Berkaca pada realitas kedua film di atas, kehadiran modernitas harus membumi agar ia mudah diterima oleh masyarat, karena sejatinya ia adalah sesuatu yang “baru”.
Sebaliknya masyaraat harus mempunyai fikiran terbuka dan mau menerima modernitas selama itu berdampak positif bagi perkembangan masyarakat. Dalam kontes studi islam khususnya penafsiran al-Qur’an, seorang mufasir harus jeli dalam melihat ini, konteks masyarakat dan kemasan akan sangat mempengaruhi penyampaian dan penerimaan gagasan atau ide kebaruan.
Sekalipun sebuah gagasan sebenarnya asing, namun jangan sampai ia disampaikan dengan cara yang asing pula. Konsep modernitas harus dipahami dalam rangka mengembangkan sebuah metode dan visi modern tentang tradisi.

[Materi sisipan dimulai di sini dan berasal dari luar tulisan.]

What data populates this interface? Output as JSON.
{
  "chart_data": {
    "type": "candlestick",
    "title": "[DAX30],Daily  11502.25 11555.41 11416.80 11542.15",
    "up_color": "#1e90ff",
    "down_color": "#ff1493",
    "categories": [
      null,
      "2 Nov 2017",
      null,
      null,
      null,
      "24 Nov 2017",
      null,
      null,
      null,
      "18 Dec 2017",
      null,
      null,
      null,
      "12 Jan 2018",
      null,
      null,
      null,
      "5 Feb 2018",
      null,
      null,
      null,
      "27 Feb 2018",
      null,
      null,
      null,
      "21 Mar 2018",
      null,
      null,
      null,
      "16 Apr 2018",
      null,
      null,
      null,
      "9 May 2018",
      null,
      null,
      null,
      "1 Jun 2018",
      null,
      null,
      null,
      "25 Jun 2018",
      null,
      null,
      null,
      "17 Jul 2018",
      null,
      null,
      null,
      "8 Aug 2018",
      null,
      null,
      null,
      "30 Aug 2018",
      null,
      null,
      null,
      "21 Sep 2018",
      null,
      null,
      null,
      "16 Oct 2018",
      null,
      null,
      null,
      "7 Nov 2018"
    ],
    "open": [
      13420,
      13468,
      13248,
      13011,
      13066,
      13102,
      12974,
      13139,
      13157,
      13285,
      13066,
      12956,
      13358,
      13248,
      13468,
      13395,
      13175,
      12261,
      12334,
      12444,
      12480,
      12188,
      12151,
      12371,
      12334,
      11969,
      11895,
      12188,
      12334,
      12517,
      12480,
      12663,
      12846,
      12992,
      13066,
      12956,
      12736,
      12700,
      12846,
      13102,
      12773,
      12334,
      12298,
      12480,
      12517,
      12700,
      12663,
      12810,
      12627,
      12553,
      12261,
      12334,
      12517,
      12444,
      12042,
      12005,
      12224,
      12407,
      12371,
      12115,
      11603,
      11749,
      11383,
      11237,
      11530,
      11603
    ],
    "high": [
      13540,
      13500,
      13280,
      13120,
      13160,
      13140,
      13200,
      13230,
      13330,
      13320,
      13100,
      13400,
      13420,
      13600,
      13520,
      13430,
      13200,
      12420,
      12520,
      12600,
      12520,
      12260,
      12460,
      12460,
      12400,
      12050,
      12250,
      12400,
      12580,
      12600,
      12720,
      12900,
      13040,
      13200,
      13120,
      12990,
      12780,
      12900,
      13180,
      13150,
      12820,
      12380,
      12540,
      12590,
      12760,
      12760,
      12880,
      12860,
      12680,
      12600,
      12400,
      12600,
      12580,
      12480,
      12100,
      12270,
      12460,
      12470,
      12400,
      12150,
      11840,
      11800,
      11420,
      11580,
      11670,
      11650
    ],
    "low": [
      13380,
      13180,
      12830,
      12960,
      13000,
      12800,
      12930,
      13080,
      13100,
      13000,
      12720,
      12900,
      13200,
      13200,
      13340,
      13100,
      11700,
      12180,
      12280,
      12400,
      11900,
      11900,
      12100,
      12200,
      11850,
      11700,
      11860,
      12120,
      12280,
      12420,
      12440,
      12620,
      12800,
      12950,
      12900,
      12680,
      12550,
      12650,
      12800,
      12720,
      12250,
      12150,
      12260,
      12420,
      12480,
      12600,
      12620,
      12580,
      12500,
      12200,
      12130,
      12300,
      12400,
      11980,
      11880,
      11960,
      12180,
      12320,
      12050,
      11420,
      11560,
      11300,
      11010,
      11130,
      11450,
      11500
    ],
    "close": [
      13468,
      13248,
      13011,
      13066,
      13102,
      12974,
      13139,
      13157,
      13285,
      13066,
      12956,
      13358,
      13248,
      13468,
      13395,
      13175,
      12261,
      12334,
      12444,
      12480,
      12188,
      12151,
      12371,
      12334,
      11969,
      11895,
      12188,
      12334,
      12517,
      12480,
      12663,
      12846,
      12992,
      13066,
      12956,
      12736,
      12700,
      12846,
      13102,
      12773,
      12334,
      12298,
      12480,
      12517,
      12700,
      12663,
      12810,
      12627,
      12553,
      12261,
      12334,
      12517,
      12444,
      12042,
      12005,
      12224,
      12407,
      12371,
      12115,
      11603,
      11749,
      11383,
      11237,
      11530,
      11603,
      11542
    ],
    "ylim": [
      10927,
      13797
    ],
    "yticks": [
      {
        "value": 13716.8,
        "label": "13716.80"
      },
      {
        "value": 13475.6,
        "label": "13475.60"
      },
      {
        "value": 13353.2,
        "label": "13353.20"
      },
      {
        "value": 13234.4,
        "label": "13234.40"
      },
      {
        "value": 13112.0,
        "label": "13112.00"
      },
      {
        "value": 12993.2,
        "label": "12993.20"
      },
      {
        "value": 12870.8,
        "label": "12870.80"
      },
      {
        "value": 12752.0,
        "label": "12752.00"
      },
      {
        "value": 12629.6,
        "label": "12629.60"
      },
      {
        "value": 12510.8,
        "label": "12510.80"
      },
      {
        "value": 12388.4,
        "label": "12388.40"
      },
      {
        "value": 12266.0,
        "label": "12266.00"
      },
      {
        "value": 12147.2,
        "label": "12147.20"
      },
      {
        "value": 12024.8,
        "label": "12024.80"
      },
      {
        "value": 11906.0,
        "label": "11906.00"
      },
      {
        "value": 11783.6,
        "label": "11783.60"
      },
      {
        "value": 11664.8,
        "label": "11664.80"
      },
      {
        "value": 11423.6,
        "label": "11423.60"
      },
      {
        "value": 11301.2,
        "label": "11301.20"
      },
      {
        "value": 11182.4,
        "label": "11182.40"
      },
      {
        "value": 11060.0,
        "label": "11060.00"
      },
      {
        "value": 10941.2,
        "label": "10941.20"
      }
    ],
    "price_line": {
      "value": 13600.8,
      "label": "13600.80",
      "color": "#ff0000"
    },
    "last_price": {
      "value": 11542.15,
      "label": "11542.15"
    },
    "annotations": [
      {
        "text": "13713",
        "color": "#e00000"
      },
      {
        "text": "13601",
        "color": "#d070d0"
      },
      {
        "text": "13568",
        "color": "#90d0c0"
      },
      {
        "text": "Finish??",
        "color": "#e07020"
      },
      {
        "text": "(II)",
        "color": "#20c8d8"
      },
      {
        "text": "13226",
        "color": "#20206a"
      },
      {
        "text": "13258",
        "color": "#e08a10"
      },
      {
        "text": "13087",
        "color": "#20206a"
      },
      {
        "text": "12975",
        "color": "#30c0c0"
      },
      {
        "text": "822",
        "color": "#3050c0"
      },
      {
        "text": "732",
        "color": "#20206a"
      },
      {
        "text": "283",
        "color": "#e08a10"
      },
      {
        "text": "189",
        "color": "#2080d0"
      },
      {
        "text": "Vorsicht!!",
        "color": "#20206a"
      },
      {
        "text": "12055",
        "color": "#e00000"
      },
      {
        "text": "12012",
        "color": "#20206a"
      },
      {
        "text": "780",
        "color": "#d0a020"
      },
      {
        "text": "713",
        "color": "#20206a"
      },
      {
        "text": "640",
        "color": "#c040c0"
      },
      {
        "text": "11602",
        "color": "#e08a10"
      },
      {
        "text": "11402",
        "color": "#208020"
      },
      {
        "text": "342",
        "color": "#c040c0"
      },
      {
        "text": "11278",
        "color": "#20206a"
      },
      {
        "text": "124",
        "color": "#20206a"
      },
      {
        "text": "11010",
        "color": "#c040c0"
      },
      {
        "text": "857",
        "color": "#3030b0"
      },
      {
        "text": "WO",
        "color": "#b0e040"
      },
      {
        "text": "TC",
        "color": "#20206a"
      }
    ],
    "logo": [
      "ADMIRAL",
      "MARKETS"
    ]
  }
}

Karena modernitas adalah upaya melampaui pemahaman tradisi untuk mendapatkan sebuah pemahaman modern, dan pandangan baru tentang tradisi.

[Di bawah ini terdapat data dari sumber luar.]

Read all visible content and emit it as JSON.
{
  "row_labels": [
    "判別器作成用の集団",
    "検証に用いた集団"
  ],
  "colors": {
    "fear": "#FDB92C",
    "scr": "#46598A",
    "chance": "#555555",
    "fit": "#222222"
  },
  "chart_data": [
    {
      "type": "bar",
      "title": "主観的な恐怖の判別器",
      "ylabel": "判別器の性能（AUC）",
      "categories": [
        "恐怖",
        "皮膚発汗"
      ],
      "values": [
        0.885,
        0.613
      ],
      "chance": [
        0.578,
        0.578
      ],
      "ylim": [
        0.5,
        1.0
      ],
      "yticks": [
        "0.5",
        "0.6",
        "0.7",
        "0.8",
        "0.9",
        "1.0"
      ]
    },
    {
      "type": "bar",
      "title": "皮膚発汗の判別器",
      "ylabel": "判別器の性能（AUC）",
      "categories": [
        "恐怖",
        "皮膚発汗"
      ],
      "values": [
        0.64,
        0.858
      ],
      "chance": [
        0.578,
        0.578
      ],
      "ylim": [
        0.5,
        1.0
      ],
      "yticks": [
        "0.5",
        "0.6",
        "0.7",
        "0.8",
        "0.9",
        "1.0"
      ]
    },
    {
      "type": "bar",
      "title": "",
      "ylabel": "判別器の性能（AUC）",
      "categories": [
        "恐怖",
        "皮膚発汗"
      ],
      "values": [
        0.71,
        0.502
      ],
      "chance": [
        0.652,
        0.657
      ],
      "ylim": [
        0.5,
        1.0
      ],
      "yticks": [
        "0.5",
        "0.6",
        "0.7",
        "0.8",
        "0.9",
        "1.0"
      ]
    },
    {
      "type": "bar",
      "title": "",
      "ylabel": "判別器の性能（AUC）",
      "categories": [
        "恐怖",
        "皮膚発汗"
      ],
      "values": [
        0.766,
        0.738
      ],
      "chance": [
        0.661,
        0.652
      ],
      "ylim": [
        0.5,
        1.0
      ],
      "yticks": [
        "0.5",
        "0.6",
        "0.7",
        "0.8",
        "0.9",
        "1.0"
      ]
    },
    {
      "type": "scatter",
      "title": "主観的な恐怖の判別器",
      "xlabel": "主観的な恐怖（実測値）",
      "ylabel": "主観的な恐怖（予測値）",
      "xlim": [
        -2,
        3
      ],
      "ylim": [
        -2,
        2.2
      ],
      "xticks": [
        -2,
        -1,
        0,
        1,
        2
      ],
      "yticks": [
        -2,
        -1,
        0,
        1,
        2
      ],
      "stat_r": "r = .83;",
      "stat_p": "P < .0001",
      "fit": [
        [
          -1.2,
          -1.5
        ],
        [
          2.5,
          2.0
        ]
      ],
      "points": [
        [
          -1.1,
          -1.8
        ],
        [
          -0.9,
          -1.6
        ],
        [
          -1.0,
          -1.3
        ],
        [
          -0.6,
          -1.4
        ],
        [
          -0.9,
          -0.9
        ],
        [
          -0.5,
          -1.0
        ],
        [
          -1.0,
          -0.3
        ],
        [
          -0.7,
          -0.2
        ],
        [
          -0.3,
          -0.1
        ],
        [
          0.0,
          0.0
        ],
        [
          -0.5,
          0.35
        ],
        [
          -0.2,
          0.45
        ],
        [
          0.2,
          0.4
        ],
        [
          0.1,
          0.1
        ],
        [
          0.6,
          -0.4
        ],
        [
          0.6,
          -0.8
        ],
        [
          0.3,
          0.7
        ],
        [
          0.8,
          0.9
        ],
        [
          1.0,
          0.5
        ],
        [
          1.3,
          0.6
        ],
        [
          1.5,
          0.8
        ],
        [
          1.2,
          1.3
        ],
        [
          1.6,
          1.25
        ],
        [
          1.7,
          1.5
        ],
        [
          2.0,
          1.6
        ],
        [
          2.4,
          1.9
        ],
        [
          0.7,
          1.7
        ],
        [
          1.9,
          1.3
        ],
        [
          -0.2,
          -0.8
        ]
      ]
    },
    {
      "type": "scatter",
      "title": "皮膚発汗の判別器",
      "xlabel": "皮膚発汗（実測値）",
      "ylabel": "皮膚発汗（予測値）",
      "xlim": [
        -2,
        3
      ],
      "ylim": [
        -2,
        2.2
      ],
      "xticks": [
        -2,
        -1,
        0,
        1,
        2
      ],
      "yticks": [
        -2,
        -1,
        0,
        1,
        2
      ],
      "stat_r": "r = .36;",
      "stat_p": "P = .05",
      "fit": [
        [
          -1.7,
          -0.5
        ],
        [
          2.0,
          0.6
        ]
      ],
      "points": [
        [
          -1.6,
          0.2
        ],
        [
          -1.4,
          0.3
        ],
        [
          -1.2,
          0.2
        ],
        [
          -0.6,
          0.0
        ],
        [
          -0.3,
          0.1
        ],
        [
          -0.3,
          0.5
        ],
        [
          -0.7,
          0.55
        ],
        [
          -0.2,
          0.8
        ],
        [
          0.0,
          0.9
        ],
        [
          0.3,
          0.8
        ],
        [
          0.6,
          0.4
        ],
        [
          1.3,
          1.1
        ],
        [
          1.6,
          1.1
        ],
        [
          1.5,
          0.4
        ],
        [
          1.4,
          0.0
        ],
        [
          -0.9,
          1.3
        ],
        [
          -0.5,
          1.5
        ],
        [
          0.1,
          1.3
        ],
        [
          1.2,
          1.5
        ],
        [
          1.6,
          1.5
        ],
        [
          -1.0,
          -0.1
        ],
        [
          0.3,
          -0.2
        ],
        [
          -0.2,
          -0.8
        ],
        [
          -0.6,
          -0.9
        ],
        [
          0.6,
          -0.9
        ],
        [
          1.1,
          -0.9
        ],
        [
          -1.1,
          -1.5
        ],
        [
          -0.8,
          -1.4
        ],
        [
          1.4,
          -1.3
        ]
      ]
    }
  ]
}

Al-Jabiri pernah berkata mengenai tajdid wa turast: “Segala warisan yang layak kita pakai untuk menghayati arti kehidupan dan persoalan-persoalan kekinian, yang layak untuk dikembangkan dan diperkaya sehingga bisa mengantarkan ke masa depan.”
Karena itu, gagasan modernitas bukan untuk menolak tradisi, atau memutus masa lalu, melainkan untuk meng-upgrade sikap serta pendirian dengan mengandaikan pola hubungan kita dengan tradisi dalam tingkat kebudayaan “modern”. Oleh karena itu, konsep modernitas adalah dalam rangka mengembangkan sebuah metode dan visi modern tentang tradisi.[1]
Menggabungkan modernitas dan tradisi adalah sebuah keharusan bagi seorang intelektual–selain diri sendiri–supaya dia mampu menjelaskan segenap fenomena kebudayaan serta tempat di mana modernitas dan tradisi muncul.
Sehingga dengan demikian, keduanya menjadi sebuah pesan dan dorongan perubahan dalam rangka menghidupkan kembali berbagai mentalitas, norma pemikiran beserta seluruh apresiasinya.
Nilai ini sebenarnya sudah tertanam di bumi Nusantara, di mana Wali Songo mengakulturasikan pembaharuan (Islam) dengan tradisi yang ada di bumi jawa (tradisi lokal). Nilai ini kemudian dimanifeastasikan secara lugas oleh Nahdlatul Ulama dalam semboyan mereka “al-muhafadhotu ‘ala qodimis sholih (tradisi) wal akhdzu bil jadidil ashlah (pembaharuan)”
[1] Mohammed Abed al-Jabiri, Kritik Kontemporer Atas Filsafat Arab-Islam, Alih bahasa: Moch. Nur Ichwan (Yogyakarta: Islamika, 2003), hlm. 2.